Admitted Discipline Violations

Summary of Decision on Facts and Determination

John (Jack) Joseph Jacob Hittrich

Surrey, BC

Called to the bar: August 1, 1986

Discipline hearing: December 16 and 17, 2019

Panel: Steven McKoen, QC (chair), Anita Dalakoti and Gavin Hume, QC

Decision issued: June 5, 2020 (2020 LSBC 26)

Counsel: Julia Lockhart for the Law Society; Peter Leask, QC, Russell Tretiak, QC and Mason Heller for John (Jack) Joseph Jacob Hittrich.


John (Jack) Joseph Jacob Hittrich represented foster parents in matters related to their former foster daughter, who was under their care between July 2014 and December 2015.

A child protection trial was held to consider the care of the foster daughter. The foster parents were not parties to the trial but sought to become parties. Hittrich filed an application in Provincial Court for an order of guardianship of the foster daughter and joinder of that proceeding with the child protection trial. The judge declined the application and instead ordered that the child be returned to the care of her mother.

Hittrich made further applications related to this matter, including seeking access for the foster parents to the child. During the hearing, the Master asked the biological mother’s counsel why a transition plan for the daughter’s move was not ordered by the previous judge and stated that the transcript from the previous hearing should have been before her. She ordered the foster parents to have some access to the child.

The foster parents contacted Hittrich’s office to ask whether they could obtain transcripts of the previous child protection trial. After a follow-up email, Hittrich’s office confirmed that they had requested the transcripts.

Hittrich filed a notice of application on behalf of the parents requesting further access to their former foster daughter. A supporting affidavit included transcripts of the child protection trial. Each page of the transcripts had a notice stating “CFCSA – Restriction on Access” and on each cover page was a legend saying the same thing. The transcript contained frank testimony by the biological mother on certain issues in her life and the reasons behind her children having been taken into care.

The hearing for the application was held before the Master and the biological mother was not represented at the hearing. Hittrich referred to the content of the transcript. The biological mother objected to his use of the transcript and expressed concern that he even had access to it as she was under the impression that the transcripts were sealed. The Master ordered expanded access for the foster parents and ordered that the mother could not remove her daughter from the lower mainland.

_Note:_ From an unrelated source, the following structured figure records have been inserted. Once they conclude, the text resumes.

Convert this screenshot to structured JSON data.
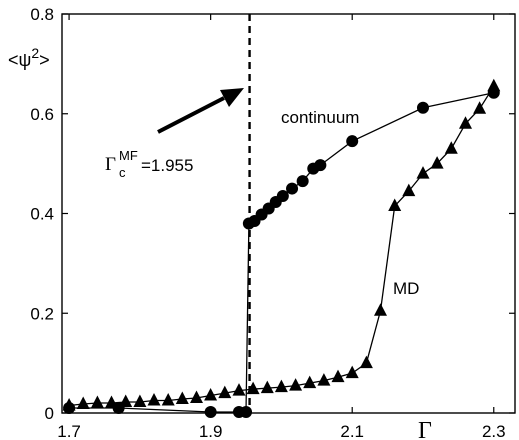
{
  "chart_data": {
    "type": "line",
    "xlabel": "Γ",
    "ylabel": "<ψ2>",
    "ylabel_parts": {
      "pre": "<ψ",
      "sup": "2",
      "post": ">"
    },
    "xlim": [
      1.69,
      2.33
    ],
    "ylim": [
      0,
      0.8
    ],
    "xticks": [
      1.7,
      1.9,
      2.1,
      2.3
    ],
    "xtick_labels": [
      "1.7",
      "1.9",
      "2.1",
      "2.3"
    ],
    "yticks": [
      0,
      0.2,
      0.4,
      0.6,
      0.8
    ],
    "ytick_labels": [
      "0",
      "0.2",
      "0.4",
      "0.6",
      "0.8"
    ],
    "grid": false,
    "vline": {
      "x": 1.955,
      "style": "dashed"
    },
    "annotations": [
      {
        "symbol": "Γ",
        "sup": "MF",
        "sub": "c",
        "text": "=1.955"
      }
    ],
    "series": [
      {
        "name": "continuum",
        "marker": "circle",
        "points": [
          [
            1.7,
            0.01
          ],
          [
            1.77,
            0.01
          ],
          [
            1.9,
            0.002
          ],
          [
            1.94,
            0.002
          ],
          [
            1.95,
            0.002
          ],
          [
            1.954,
            0.38
          ],
          [
            1.962,
            0.385
          ],
          [
            1.972,
            0.398
          ],
          [
            1.982,
            0.41
          ],
          [
            1.992,
            0.423
          ],
          [
            2.002,
            0.435
          ],
          [
            2.015,
            0.45
          ],
          [
            2.03,
            0.465
          ],
          [
            2.045,
            0.49
          ],
          [
            2.055,
            0.497
          ],
          [
            2.1,
            0.545
          ],
          [
            2.2,
            0.612
          ],
          [
            2.3,
            0.642
          ]
        ]
      },
      {
        "name": "MD",
        "marker": "triangle",
        "points": [
          [
            1.7,
            0.015
          ],
          [
            1.72,
            0.018
          ],
          [
            1.74,
            0.02
          ],
          [
            1.76,
            0.02
          ],
          [
            1.78,
            0.022
          ],
          [
            1.8,
            0.022
          ],
          [
            1.82,
            0.025
          ],
          [
            1.84,
            0.025
          ],
          [
            1.86,
            0.028
          ],
          [
            1.88,
            0.03
          ],
          [
            1.9,
            0.035
          ],
          [
            1.92,
            0.04
          ],
          [
            1.94,
            0.045
          ],
          [
            1.96,
            0.048
          ],
          [
            1.98,
            0.05
          ],
          [
            2.0,
            0.052
          ],
          [
            2.02,
            0.055
          ],
          [
            2.04,
            0.06
          ],
          [
            2.06,
            0.065
          ],
          [
            2.08,
            0.072
          ],
          [
            2.1,
            0.08
          ],
          [
            2.12,
            0.1
          ],
          [
            2.14,
            0.205
          ],
          [
            2.16,
            0.415
          ],
          [
            2.18,
            0.445
          ],
          [
            2.2,
            0.48
          ],
          [
            2.22,
            0.5
          ],
          [
            2.24,
            0.53
          ],
          [
            2.26,
            0.58
          ],
          [
            2.28,
            0.61
          ],
          [
            2.3,
            0.655
          ]
        ]
      }
    ]
  }
}
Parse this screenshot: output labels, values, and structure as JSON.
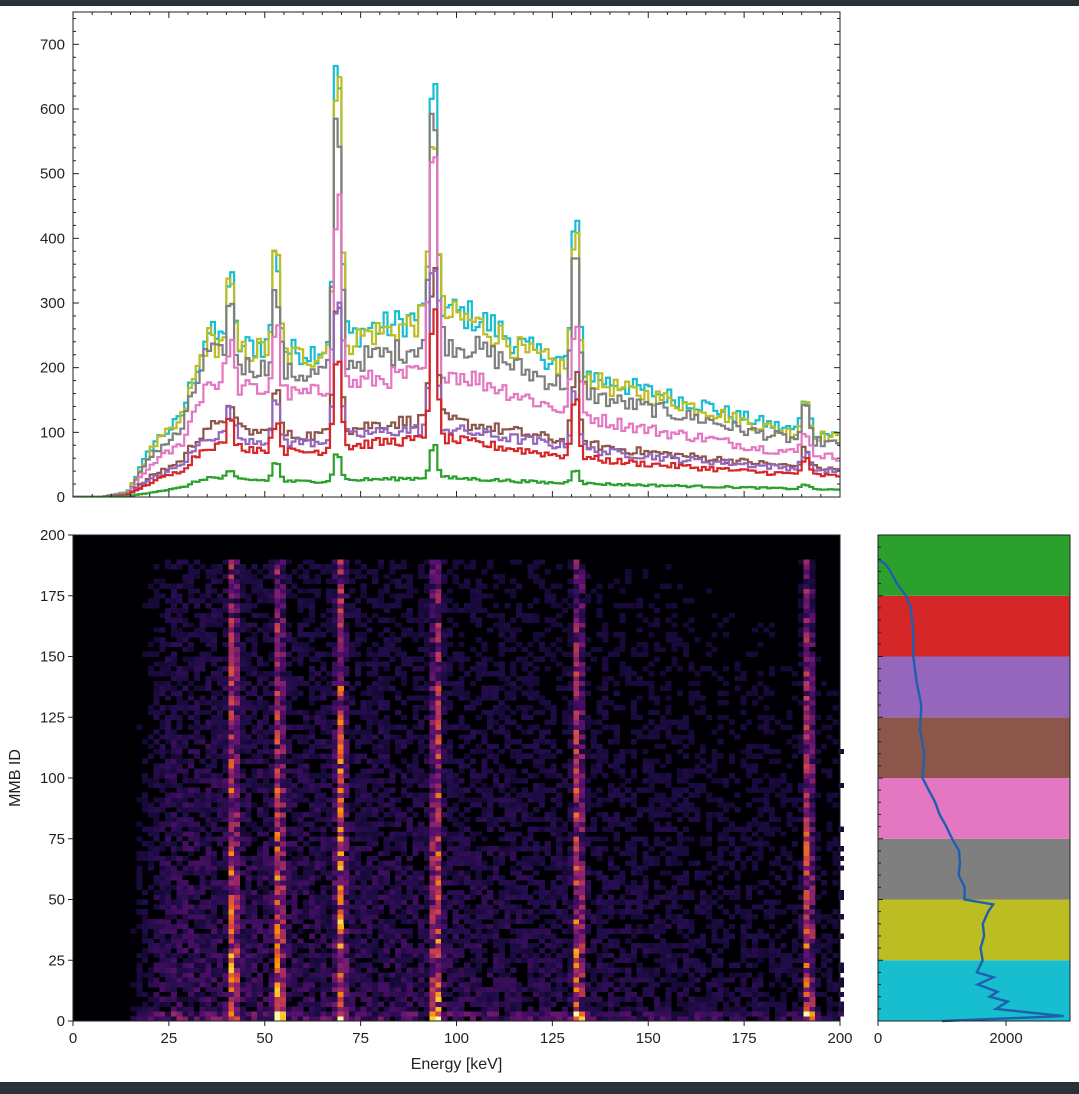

The mother appealed the order. In a letter to Hittrich, her counsel expressed concerns respecting Hittrich’s use of the transcripts, including that, because Hittrich’s clients had been expressly denied joinder to the child protection proceeding, they should not have been permitted to access the transcripts. Hittrich gave various reasons to justify using the transcripts, including that the mother did not object to their use and that transcripts of an open court hearing are not covered by the confidentiality provisions of the CFCSA. Hittrich later admitted he was mistaken and agreed that the mother objected to the use of the transcripts. The mother’s counsel responded and raised a concern that Hittrich had told the Master he was permitted to use the transcripts because there was no court order preventing him from doing so, when there were applicable rules that prevented their use.

The appeal of the Master’s order was heard by a Justice, who set aside the Master’s order and did not order any contact between the foster parents and the former foster daughter. The Justice stated the transcript was used to cast the mother in a negative light and the foster parents should not have been able to obtain the transcript as a non-party to the proceedings.

The foster parents instructed Hittrich to appeal the Justice’s order. Hittrich filed appeal books containing the affidavit to which the transcripts were attached. A Justice ordered that a doctor be appointed as an expert to prepare a report under s. 211 of the Family Law Act. Hittrich said he directed the foster parents to deliver an extra appeal book they had containing the transcripts to the doctor.

The mother’s counsel emailed Hittrich and objected to the inclusion of the transcripts. Hittrich responded stating it was essential the doctor have all of the materials before the court, including the transcripts. The transcripts were delivered to the doctor. Hittrich wrote to the doctor and suggested that, until the appeal of the Justice’s order was resolved, she should not look at the transcripts.


The panel found that Hittrich’s actions in filing an affidavit appending transcripts that were clearly marked as being subject to restrictions without inquiring about such restrictions, and subsequently filing the transcripts with an affidavit that may have exposed the identity of a child in a CFCSA proceeding, failed to meet the standard the Law Society expects of lawyers.

According to provincial court rules, only a party, a party’s lawyer or a person authorized by a party, by a party’s lawyer or by a judge may access files. As the judge did not grant the foster parent’s application for joinder to the child protection trial, they were not parties in the trial and should not have been able to obtain the transcript.

The panel found that, by filing the appeal books with the transcripts in them after the Justice ruled that he and his clients should not have access to the transcripts at all, Hittrich deliberately failed to comply with the Justice’s decision.

The panel found that Hittrich did not deliberately mislead the court – rather, the representations he made were reflective of his failure to inform himself of the relevant rules.

The panel found that Hittrich committed professional misconduct.